Funds copying hedge-fund strategies to make money are on track to record their best ever net inflows this year as investors look for ways to escape volatile markets.
These funds, known in the asset management industry as liquid alternatives, charge lower fees than hedge funds, allow investors to take out money on a daily or weekly basis, and provide better transparency on how exactly they make money. As a result, both retail investors and institutions have poured money in the funds, especially in Europe, helping them grow faster than the hedge-fund industry.
Investors’ interest is fueled by fears that their traditional stock-and-bond portfolios won’t be able to absorb shocks from market turbulence as the U.S. Federal Reserve prepares to increase interest rates for the first time in almost a decade on Dec. 16 and stock market valuations hover near record highs. Capital flows are stronger in Europe, where investors are also trying to shield their assets from negative interest rates.
"Investors are moving into liquid alternative funds because they want to insulate their portfolios from market swings and be able to take money out if anything goes wrong," said Peter Laurelli, global head of research at industry tracker eVestment.
The open-end funds, typically designed to provide protection during a market decline, can short sell a security to make money in a falling market and borrow money to increase their bets like a hedge fund. Retail investors can, through a broker or private bank, invest $1,000 or even less. Hedge funds typically require a minimum initial investment of $1 million.
Liquid alternative funds received about $110 billion in the first 10 months of the year, 14 percent more than in the whole of 2014 and exceeding the previous record of $106.6 billion in 2013, according to data compiled by research firm Morningstar Inc. Total assets under management have increased by a 10th to about $715 billion this year after stock-market turmoil in China hit values, the data show. By comparison, assets managed by hedge funds increased by 1 percent to $2.9 trillion in the first nine months of the year, according to data from Hedge Fund Research.
About seven in every 10 dollars invested in liquid alternative funds this year has gone to European funds, boosting assets to 344.5 billion euros.
"The advent of not only low- and zero-interest rates, but now negative interest rates from the ’safer’ Northern European economies are drivers of the increase in interest among European investors," said Jeremy Beckwith, the director of manager research for Morningstar U.K. "The flows in Europe took off in 2014 as the ECB adopted first quantitative easing and later negative rates."
These "products may even require more due diligence than buying ’traditional’ hedge funds that have years of demonstrable track records and can often use a much wider spectrum of instruments to not only generate returns, but also manage risk," said Bruno Schneller, chief investment officer at fund of funds group Skenderbeg Alternative Investments.

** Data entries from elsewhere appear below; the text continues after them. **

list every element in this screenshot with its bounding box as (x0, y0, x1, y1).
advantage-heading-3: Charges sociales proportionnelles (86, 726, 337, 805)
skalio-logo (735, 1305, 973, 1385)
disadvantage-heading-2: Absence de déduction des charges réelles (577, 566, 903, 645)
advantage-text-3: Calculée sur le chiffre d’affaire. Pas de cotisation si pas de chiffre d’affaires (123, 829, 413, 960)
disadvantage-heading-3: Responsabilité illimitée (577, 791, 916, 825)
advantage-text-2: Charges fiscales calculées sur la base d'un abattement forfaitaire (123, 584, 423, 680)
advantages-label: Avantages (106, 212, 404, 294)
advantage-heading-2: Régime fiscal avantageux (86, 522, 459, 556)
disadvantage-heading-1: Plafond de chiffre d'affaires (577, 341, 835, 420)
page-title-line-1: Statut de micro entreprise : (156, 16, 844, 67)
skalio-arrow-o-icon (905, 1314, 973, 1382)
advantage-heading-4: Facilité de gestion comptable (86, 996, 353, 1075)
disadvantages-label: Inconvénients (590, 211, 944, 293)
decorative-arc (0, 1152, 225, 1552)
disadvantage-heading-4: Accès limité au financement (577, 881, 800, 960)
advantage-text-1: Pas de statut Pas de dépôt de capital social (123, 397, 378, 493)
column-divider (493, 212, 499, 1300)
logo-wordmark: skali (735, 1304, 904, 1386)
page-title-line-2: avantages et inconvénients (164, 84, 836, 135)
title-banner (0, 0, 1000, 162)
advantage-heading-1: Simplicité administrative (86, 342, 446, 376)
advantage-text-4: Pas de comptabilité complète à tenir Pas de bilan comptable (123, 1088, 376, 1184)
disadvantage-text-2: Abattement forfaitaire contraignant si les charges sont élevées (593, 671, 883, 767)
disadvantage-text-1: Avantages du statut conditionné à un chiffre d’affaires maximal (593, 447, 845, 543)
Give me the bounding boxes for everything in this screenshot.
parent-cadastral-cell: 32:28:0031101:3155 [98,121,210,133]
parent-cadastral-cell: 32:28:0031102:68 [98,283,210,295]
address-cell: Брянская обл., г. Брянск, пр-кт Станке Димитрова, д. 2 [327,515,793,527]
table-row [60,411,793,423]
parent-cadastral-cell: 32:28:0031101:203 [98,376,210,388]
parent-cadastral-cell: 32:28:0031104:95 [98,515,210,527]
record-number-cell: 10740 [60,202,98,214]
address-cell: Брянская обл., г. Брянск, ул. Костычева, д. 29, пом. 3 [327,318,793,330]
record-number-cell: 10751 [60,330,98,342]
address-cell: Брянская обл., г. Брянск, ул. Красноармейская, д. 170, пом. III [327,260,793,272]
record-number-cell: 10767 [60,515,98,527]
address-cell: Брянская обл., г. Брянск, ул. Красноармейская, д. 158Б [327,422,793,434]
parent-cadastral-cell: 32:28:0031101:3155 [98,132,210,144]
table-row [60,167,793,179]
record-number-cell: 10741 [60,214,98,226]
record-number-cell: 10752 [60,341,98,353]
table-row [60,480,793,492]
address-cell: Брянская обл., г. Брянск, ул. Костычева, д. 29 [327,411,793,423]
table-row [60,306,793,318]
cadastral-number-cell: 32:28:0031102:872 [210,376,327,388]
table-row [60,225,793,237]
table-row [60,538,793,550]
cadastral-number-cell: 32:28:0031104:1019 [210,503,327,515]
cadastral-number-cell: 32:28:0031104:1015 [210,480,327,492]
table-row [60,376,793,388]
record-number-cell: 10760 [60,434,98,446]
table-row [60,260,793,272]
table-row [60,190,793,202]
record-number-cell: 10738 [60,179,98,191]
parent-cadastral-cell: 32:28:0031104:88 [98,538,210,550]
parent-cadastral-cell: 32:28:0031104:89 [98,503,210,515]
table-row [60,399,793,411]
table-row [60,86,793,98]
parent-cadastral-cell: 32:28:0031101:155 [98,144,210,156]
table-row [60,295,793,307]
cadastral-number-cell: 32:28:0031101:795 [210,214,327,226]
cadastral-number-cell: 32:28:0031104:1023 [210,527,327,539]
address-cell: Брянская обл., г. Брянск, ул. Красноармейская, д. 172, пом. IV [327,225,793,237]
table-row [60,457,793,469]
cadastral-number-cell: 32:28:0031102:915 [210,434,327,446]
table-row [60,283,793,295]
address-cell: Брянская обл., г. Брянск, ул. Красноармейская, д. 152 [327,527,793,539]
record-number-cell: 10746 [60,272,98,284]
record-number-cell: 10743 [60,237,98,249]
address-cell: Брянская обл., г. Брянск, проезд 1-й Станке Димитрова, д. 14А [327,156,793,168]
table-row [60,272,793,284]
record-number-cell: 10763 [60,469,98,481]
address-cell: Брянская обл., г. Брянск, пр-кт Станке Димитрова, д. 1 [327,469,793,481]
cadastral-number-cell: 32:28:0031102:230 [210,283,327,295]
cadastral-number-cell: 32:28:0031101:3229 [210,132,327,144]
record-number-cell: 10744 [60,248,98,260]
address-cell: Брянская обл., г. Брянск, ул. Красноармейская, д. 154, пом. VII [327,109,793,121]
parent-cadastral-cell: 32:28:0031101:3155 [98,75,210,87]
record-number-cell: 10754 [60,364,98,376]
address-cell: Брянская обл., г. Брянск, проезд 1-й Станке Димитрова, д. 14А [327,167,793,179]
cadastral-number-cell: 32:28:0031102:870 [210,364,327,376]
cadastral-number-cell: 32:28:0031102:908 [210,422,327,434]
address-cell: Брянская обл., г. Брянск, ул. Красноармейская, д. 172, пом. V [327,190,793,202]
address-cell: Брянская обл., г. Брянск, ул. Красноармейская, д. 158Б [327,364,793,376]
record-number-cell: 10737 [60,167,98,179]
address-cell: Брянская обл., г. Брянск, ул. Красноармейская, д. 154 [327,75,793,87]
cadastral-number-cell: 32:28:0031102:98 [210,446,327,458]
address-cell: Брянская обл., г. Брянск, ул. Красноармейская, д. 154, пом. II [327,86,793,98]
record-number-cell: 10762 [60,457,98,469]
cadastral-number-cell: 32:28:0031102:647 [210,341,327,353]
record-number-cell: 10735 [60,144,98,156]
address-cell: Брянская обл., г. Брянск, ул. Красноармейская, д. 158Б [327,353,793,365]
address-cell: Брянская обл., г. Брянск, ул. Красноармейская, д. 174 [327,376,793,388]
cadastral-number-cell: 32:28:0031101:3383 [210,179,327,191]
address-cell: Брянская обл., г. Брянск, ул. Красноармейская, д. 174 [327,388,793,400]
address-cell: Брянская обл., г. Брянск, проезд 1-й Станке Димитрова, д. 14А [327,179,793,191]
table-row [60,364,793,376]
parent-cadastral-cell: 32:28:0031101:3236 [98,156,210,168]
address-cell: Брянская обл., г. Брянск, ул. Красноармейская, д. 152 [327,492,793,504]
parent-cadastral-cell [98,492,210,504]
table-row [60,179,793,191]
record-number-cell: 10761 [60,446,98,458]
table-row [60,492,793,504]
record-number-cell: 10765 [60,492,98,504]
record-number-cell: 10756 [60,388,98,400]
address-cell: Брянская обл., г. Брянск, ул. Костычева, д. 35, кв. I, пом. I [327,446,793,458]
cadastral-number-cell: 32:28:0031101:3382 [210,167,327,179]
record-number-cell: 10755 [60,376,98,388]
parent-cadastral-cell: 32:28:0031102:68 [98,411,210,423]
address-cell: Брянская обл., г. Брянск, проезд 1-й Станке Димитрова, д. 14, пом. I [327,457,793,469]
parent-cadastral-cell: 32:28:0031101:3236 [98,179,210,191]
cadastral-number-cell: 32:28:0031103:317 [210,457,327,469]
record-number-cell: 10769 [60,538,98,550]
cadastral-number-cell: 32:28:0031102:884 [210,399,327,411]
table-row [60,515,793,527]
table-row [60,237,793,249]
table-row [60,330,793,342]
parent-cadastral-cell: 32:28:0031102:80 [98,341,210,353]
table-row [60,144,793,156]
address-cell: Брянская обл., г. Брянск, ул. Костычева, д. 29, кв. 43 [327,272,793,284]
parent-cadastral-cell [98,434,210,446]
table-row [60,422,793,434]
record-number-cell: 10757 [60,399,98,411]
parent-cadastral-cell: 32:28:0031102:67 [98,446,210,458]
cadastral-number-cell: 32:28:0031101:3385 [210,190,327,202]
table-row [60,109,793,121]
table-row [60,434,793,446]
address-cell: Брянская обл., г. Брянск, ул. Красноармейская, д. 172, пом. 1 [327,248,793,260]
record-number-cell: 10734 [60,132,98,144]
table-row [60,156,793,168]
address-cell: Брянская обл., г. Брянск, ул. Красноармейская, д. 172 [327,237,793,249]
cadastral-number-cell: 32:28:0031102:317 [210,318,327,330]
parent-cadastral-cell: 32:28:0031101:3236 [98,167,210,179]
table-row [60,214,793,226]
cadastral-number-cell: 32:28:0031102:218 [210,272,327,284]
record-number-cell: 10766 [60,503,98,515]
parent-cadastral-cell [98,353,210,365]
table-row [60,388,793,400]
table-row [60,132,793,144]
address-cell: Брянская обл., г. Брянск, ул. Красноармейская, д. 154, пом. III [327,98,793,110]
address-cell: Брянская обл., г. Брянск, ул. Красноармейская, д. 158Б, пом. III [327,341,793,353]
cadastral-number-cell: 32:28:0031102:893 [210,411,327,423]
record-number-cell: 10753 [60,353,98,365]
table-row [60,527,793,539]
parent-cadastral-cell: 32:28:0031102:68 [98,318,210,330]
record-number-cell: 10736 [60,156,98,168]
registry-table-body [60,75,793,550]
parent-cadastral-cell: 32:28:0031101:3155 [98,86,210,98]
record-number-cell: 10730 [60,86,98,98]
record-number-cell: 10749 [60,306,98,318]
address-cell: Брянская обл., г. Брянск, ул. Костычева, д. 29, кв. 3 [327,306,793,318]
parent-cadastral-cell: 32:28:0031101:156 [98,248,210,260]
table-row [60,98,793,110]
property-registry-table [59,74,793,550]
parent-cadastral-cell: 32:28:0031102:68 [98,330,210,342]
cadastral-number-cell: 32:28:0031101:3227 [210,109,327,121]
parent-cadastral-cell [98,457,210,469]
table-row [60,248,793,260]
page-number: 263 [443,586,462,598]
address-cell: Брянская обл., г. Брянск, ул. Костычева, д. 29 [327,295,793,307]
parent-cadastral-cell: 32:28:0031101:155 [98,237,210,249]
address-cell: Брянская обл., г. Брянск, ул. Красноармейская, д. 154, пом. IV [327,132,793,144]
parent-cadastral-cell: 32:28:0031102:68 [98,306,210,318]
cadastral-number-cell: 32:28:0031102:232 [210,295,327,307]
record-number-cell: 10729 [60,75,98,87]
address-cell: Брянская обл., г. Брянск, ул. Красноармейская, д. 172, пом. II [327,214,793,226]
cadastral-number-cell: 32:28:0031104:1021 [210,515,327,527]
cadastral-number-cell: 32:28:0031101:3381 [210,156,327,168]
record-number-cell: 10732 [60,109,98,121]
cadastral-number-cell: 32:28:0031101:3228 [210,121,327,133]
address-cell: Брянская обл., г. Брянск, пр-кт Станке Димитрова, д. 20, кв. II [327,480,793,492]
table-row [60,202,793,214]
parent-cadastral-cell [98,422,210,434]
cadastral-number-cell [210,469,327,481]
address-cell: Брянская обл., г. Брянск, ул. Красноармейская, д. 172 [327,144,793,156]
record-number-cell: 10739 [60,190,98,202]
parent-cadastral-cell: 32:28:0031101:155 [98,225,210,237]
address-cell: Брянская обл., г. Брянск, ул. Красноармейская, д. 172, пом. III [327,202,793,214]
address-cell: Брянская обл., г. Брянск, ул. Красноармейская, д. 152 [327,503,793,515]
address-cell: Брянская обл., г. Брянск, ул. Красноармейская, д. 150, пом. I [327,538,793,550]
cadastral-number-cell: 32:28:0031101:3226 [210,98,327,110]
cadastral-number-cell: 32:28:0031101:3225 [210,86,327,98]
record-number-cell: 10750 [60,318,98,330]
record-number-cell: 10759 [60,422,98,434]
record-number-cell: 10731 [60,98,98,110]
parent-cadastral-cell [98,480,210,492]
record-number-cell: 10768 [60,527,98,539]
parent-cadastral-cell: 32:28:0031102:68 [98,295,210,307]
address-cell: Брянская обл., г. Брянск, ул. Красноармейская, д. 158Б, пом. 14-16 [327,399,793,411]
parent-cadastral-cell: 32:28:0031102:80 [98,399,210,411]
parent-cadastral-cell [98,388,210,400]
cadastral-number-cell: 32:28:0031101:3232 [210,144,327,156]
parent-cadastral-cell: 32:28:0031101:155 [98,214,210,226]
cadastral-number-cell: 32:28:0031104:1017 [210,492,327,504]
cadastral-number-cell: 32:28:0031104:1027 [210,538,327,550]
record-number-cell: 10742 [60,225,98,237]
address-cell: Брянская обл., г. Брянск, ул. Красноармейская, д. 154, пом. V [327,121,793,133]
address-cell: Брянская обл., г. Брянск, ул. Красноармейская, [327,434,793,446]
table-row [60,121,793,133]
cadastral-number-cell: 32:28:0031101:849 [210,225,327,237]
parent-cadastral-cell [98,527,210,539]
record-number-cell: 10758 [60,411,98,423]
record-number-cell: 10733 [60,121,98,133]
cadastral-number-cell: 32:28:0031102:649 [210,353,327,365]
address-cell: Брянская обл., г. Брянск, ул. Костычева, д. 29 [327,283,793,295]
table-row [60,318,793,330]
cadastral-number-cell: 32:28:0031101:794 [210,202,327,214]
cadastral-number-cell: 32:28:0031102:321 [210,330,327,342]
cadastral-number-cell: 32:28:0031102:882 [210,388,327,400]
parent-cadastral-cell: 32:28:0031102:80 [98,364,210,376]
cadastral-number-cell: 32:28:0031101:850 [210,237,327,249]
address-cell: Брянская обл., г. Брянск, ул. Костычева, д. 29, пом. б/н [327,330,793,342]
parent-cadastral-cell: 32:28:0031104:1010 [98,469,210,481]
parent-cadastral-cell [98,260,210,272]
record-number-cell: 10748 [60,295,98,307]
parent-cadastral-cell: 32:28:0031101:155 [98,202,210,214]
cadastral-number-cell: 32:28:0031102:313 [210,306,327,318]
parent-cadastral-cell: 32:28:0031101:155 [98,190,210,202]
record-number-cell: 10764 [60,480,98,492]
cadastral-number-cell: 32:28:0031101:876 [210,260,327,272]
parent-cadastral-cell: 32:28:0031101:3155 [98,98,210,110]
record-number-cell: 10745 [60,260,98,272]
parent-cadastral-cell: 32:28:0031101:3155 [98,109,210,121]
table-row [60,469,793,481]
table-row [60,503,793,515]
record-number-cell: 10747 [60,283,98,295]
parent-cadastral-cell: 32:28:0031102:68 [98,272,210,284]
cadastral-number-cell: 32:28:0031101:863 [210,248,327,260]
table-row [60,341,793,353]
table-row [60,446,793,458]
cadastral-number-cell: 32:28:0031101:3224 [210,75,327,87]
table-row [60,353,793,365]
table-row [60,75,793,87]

Research firm Preqin estimates more than 100 liquid alternative funds have been started so far this year.
While the universe of liquid alternative-investment managers is expanding rapidly because they offer investors the convenience of mutual funds and the potential advantages of alternative investments, not all are created equal. Their proliferation has also attracted scrutiny from regulators, who are considering new rules to ensure mutual funds’ migration into complex strategies doesn’t pose risks to the financial system.
In the three months through September, the MSCI ACWI Index, which measures the overall performance of global equity markets, declined by almost 10 percent as China surprised investors with its currency devaluation. Liquid alternative funds tracked by Preqin lost about 3.5 percent, while hedge funds declined by almost 4 percent on average.